Idris had already engaged his senses, examining real space and its distortions, the same he would use to get the drop on another ship. I’d know if it was here, he told himself. If there was an Architect lurking in unspace, its malign presence must have cried out to him. More lessons learned from the war.
“There’s nothing,” he managed. “It’s gone.”
“It’s gone,” echoed Kris, “but they’re back.”
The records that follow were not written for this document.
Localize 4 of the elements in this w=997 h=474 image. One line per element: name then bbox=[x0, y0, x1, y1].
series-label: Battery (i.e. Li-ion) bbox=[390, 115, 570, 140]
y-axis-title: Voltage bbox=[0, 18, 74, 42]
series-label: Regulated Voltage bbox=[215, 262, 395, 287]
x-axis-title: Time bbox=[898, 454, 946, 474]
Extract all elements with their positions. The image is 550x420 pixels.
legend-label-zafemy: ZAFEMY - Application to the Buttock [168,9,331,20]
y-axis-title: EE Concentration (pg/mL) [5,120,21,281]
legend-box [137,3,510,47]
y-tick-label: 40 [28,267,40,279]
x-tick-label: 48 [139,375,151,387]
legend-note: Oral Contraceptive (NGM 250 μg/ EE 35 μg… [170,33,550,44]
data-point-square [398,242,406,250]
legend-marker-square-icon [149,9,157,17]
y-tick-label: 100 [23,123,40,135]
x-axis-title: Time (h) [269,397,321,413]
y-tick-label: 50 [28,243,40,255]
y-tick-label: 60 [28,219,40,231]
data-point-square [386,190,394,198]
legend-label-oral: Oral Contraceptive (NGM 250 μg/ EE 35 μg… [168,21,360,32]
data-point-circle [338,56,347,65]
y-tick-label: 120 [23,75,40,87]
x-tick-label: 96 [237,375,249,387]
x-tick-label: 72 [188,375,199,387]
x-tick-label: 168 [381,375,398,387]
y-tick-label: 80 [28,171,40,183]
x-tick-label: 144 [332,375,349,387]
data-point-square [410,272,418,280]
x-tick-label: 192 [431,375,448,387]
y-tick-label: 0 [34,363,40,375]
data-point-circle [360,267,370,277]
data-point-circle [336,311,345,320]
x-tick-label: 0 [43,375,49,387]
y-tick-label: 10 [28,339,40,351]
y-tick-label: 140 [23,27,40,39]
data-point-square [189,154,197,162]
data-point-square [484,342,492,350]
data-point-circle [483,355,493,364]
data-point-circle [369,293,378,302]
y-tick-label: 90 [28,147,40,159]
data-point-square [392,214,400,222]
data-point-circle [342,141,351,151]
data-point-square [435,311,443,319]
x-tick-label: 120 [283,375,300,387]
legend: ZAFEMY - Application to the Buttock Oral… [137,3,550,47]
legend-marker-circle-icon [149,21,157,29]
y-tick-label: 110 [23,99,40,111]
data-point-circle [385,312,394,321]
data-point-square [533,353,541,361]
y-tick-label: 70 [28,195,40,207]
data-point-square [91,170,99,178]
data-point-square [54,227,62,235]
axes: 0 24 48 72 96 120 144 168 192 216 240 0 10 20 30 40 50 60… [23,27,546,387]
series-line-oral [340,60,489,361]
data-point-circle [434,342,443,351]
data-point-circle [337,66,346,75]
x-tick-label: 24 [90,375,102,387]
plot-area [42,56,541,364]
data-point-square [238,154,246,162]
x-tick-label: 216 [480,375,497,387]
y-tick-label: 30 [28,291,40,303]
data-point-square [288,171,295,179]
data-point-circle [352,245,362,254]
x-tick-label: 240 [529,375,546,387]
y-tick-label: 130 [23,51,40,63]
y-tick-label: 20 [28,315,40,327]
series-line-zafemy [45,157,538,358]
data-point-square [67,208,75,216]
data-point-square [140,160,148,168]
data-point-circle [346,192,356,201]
“We don’t know that,” Rollo said hurriedly. Everyone goggled at him, mutely indicating the evidence on the screens. “Look, my children,” he told them, voice shaking, “we don’t know. I mean, the Arch… the Architects…” His voice went hoarse and whispery as he tried to say the word, as though it might summon them anew. “They went somewhere. Maybe the Oumaru stumbled on them there. Maybe they were intruders, they were punished and left here. A warning for us, perhaps. ‘Steer clear.’ But it doesn’t mean they’re back. It doesn’t mean…”
Kris sat down heavily next to Idris, who clasped her arm briefly, all the solidarity he could manage. Kittering was preening his minor legs obsessively, his screens showing nothing but a dimly lambent darkness. Barney reached out to Olli, who took his hand with the stumpy finger-buds at her elbow.
“Do you think they knew, at Lung-Crow?” Solace broke in. She was standing a little off from the others, outside their shared solidarity.
“No,” Rollo said at once. “Not a hope. They’d have sent people with us, if they had. Or used a Hegemony navigator to get it themselves. This was routine retrieval business—right up to now.” He mopped his brow, staring at the Oumaru’s delicately disembowelled hulk. “I want volunteers to suit up and go over there.”
“Fuck off,” Barney said immediately. “Why?”
“Because I have a bad feeling about how this job will go—and I want something we can sell, some hard data. Also, we don’t know that there are no survivors. Some of the aft compartments look intact.”